I thought: this is fine.

I thought: this is what it’s supposed to feel like.

I thought: other people have it worse.

The air in the apartment changed.

It was subtle at first—a thickening, a warming, like the laundromat below had kicked into overdrive.

But the laundromat closed at midnight and it was only ten, and this heat didn’t rise from the floor.

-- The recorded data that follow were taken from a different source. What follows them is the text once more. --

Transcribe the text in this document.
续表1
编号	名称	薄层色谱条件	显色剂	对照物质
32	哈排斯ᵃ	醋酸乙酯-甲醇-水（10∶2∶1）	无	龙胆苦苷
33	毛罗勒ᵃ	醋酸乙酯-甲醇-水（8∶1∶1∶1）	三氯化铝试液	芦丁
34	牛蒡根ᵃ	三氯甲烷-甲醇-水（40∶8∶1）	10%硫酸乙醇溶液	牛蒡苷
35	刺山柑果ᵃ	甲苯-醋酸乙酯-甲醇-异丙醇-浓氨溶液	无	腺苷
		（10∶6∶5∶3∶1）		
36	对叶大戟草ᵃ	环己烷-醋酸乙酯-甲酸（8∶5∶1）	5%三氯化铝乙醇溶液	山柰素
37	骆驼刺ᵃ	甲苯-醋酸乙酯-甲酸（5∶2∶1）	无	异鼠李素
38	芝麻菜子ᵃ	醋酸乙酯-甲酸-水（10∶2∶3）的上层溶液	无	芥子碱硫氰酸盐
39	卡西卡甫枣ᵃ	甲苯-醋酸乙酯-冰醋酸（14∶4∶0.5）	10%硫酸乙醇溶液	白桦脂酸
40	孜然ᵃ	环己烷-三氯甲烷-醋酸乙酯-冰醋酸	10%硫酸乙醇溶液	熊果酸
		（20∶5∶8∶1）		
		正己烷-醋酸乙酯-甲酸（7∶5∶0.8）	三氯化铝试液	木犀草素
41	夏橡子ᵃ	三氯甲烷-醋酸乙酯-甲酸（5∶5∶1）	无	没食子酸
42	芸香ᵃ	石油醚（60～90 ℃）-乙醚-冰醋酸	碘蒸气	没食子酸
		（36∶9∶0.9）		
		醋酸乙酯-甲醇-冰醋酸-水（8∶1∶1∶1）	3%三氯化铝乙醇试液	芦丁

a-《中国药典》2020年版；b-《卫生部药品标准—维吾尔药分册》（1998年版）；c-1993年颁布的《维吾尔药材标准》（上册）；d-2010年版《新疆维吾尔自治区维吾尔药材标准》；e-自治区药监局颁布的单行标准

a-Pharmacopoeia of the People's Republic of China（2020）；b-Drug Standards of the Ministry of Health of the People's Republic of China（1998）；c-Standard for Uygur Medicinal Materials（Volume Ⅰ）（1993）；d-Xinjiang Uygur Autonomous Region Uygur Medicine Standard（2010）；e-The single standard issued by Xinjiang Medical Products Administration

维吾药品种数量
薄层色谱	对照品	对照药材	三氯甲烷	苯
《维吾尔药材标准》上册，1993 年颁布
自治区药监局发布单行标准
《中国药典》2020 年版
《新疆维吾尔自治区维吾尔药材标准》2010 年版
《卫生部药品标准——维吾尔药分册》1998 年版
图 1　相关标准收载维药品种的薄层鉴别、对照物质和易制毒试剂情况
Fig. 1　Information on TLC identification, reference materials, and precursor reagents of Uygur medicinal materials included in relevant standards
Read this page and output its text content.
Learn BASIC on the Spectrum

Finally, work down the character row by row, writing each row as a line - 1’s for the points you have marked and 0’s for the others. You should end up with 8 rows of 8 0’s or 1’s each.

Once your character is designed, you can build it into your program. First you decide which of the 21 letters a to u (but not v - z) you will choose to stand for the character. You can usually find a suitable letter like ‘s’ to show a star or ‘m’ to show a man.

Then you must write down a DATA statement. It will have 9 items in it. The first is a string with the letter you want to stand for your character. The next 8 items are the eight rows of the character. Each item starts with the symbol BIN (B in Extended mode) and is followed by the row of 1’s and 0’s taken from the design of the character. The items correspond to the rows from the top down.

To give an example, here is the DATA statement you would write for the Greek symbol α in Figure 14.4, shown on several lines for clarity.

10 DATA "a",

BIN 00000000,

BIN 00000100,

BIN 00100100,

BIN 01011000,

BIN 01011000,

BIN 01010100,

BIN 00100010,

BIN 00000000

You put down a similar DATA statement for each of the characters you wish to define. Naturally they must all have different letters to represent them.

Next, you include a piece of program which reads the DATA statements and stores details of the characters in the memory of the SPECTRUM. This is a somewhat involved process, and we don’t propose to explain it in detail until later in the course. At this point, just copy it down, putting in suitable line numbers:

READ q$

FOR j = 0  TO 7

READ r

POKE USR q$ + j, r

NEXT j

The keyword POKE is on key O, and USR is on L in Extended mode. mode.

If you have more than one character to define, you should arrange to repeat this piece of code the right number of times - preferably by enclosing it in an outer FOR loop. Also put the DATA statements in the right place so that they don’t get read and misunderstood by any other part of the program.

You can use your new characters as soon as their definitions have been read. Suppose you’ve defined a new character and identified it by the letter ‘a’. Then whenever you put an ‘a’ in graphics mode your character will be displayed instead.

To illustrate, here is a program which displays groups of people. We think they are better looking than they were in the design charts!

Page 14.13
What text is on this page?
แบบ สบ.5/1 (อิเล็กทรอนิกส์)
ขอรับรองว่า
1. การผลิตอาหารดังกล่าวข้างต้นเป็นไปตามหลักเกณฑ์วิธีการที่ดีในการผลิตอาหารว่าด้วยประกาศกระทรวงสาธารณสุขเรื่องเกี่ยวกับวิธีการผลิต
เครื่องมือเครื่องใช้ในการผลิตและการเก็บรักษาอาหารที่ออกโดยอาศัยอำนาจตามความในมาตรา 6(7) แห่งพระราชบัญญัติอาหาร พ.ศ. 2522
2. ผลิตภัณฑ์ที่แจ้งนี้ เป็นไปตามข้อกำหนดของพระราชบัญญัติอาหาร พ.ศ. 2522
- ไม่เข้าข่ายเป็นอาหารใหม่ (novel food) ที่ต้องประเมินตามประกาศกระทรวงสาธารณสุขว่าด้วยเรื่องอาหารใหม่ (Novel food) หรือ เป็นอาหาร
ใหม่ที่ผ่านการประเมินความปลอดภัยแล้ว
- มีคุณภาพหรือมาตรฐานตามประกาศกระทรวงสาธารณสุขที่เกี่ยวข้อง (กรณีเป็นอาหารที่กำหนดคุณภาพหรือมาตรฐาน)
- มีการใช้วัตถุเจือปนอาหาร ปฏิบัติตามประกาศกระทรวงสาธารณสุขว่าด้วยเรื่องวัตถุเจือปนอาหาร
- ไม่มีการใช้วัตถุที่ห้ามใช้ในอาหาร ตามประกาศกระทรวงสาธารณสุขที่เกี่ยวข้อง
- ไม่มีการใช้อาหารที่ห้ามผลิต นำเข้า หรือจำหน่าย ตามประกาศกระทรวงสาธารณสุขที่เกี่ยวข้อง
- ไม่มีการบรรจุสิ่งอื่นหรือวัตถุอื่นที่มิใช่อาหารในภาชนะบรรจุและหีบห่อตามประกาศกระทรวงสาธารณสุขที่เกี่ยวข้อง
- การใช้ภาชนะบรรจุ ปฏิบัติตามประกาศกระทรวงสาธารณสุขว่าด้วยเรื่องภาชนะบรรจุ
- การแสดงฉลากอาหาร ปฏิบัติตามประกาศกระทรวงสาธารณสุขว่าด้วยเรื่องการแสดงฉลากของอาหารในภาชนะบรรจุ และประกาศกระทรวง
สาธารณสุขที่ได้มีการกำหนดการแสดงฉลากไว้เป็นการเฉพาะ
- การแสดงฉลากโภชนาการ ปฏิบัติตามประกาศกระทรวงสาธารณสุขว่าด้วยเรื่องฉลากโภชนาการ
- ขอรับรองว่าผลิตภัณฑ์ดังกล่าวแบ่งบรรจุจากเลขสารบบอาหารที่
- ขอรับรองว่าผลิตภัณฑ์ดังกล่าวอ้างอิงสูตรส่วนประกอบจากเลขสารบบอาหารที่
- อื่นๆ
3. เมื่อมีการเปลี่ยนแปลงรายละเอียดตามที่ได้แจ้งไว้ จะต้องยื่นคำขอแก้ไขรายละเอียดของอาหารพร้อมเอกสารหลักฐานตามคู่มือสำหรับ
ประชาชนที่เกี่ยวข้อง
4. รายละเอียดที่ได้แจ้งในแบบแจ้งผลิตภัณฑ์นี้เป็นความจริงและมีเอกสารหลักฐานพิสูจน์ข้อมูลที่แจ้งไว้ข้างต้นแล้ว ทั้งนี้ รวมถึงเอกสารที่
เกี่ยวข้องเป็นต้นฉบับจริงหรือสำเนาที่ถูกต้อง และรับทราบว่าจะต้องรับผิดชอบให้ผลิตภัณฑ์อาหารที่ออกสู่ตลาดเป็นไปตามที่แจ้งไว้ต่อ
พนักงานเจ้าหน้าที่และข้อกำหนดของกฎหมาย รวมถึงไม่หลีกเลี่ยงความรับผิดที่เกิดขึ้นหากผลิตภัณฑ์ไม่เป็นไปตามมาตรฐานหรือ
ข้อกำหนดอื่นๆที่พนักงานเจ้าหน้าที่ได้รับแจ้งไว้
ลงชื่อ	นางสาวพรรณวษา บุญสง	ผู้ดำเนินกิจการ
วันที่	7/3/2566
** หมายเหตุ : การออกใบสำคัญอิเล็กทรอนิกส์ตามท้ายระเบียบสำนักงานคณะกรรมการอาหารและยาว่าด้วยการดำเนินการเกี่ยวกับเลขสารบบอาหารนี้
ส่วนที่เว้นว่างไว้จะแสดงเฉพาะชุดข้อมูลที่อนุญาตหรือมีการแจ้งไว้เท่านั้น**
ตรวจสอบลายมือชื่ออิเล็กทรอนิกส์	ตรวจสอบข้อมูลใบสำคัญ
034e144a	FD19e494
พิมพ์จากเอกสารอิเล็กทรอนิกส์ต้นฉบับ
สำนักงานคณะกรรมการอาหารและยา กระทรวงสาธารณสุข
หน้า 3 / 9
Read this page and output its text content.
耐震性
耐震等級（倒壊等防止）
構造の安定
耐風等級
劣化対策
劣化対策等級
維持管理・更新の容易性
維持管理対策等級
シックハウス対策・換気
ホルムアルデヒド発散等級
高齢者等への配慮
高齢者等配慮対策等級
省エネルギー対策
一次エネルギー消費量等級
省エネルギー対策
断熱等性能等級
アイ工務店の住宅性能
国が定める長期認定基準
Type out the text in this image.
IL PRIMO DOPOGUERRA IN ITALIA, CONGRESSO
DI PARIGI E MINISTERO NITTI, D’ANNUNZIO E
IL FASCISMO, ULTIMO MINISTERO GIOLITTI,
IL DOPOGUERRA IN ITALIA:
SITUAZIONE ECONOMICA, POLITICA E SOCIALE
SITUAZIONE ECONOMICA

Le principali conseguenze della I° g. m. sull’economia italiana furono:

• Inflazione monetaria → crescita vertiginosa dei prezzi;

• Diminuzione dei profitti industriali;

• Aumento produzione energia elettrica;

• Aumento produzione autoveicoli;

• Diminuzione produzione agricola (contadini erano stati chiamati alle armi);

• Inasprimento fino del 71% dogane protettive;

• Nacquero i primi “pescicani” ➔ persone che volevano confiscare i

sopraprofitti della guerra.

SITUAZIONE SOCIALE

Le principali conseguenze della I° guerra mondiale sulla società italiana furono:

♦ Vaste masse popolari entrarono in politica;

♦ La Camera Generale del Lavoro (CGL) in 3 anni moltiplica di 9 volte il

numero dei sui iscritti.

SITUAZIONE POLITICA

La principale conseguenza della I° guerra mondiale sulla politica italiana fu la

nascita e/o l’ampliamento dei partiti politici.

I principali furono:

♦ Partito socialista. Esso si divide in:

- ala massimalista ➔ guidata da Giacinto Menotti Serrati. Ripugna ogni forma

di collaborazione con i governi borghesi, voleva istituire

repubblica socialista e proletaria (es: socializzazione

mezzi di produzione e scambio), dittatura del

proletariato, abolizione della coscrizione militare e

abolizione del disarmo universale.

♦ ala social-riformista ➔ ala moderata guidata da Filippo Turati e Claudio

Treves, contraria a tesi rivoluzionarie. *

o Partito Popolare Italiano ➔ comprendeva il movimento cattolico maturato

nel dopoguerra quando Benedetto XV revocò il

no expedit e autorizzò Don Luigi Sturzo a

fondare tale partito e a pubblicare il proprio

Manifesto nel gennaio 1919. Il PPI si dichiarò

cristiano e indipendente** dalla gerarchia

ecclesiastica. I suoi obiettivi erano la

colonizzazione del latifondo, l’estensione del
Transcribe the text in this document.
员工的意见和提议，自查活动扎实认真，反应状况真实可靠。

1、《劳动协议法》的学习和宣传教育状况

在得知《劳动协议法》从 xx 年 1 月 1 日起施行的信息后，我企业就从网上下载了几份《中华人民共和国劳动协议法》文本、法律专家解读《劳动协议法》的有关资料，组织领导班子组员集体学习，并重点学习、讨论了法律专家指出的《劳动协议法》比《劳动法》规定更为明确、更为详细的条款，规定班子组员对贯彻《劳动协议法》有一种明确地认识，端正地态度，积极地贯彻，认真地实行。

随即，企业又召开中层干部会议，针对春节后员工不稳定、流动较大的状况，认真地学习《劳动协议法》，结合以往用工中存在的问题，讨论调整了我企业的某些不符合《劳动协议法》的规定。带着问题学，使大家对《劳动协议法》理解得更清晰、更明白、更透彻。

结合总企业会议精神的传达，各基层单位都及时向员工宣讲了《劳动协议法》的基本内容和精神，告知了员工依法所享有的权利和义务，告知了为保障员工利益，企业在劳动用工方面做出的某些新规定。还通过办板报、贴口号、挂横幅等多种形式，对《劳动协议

It came from everywhere. From the walls, from the air itself, from somewhere behind the texture of reality where things I didn’t have names for had apparently been waiting.

A hum. Low. I felt it before I heard it—a vibration in my sternum, in the hollow space behind my ribs where something used to live before I donated it to the cause.

Like a tuning fork struck against bone. Like a frequency I’d been broadcasting without knowing it, a signal made of absence, and something—somewhere—had finally picked it up.

The emptiness in me reached. Not outward—down.

Through the mattress, through the floor, through the layers of the world that I’d always assumed were solid and was learning, in this terrible, impossible moment, were not.

Down through something that tasted like old gold and smelled like honey and warm metal and aged wood, down into a hollow that answered mine—a void so vast and glittering and ravenous that it made my little studio apartment emptiness look like a thimble held up to the ocean.

Something out there—something below and beyond and ancient—was empty too.

Had been empty for longer than I could fathom.

Had been collecting and hoarding and filling itself for millennia and was still, somehow, as hollow as the space inside a woman sitting on a bare mattress in Anchorage with eleven dollars and no boots.

The air tore open.

Not the way things break—the way they bloom.

A seam of light appeared in the center of my apartment, vertical, floor to ceiling, edged in gold so warm and rich it looked liquid.

It split the room in half—mattress on one side, empty fridge on the other—and from the seam poured warmth and the scent of honey and heated metal and something sweeter underneath, something that made my mouth water and my eyes sting and my chest ache with a want so sudden and overwhelming that I gasped, because I’d forgotten what wanting felt like.

The light widened. Through the gap I saw gold—not a color but a world. Gleaming surfaces and warm amber light and the suggestion of architecture so beautiful it hurt to look at through a crack in reality from a studio apartment that didn‘t even have a lamp.

I didn‘t have time to stand. Didn’t have time to grab the blanket.

The void in me lurched toward the void in the light with the gravitational inevitability of two things that had always been falling toward each other, and the seam opened wide enough to swallow me and I went through—not falling, not flying, just going, the way you go toward warmth when you’ve been cold for so long that your body stops asking permission and simply moves.

The last thing I saw was my apartment: the bare mattress, the empty fridge, the mustard, the two eggs, the eleven dollars on the folding table, the dress I never wore still sealed in its envelope on the closet shelf.

Then gold. Warm, everywhere, like being submerged in sunlight.